The results of the TUNEL assay raise the question regarding whether similar enzymes are involved in apoptotic-like DNA degradation in different situations. It is not clear yet whether there are homologies between ciliate proteins and proteins involved in apoptotic DNA degradation in mammalian cells. We never obtained specific anti-Pdd1p signals by Western blot analysis with proteins from apoptotic hamster and human cells in cell culture, although a homologous protein still might be expressed in low amounts at certain time points (our unpublished results). Because the DNA fragmentation in Tetrahymena is Ca²⁺ and Zn²⁺ insensitive (Mpoke and Wolfe, 1996), the enzymes involved in this process may be different in ciliates from those involved in apoptosis in mammalian cells (for review, see Montague and Cidlowski, 1996; Walker and Sikorska, 1997). The regulation of DNA degradation in exconjugants and starved cells may differ, because the old macronucleus in exconjugants is completely resorbed, whereas only a partial DNA degradation, leading to a reduced metabolism, takes place in starved cells.

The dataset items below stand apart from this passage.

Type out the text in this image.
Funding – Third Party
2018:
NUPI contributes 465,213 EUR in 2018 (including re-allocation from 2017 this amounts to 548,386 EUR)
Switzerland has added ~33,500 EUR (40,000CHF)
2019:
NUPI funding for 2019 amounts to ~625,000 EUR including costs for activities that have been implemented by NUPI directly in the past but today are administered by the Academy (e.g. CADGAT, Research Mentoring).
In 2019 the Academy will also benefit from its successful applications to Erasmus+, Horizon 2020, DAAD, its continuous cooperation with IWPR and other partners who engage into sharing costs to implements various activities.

How far the modifications of Spdd1p play a role in these processespossibly they are different in exconjugant and starved cellsis not known. On low percentage SDS gels, an electrophoretic heterogeneity of Tetrahymena Pdd1p in exconjugant nuclear extracts, caused by phosphorylation, could be eliminated by bacterial alkaline phosphatase (Madireddi et al., 1994). A detailed phosphorylation analysis has not yet been performed for Stylonychia. It seems likely that the complete identification and characterization of Spp1p-associated polypeptides and possibly other factors will allow further insight into the DNA degradation processes in the different nuclei during nuclear differentiation or reduced nutrient level and how these processes are regulated.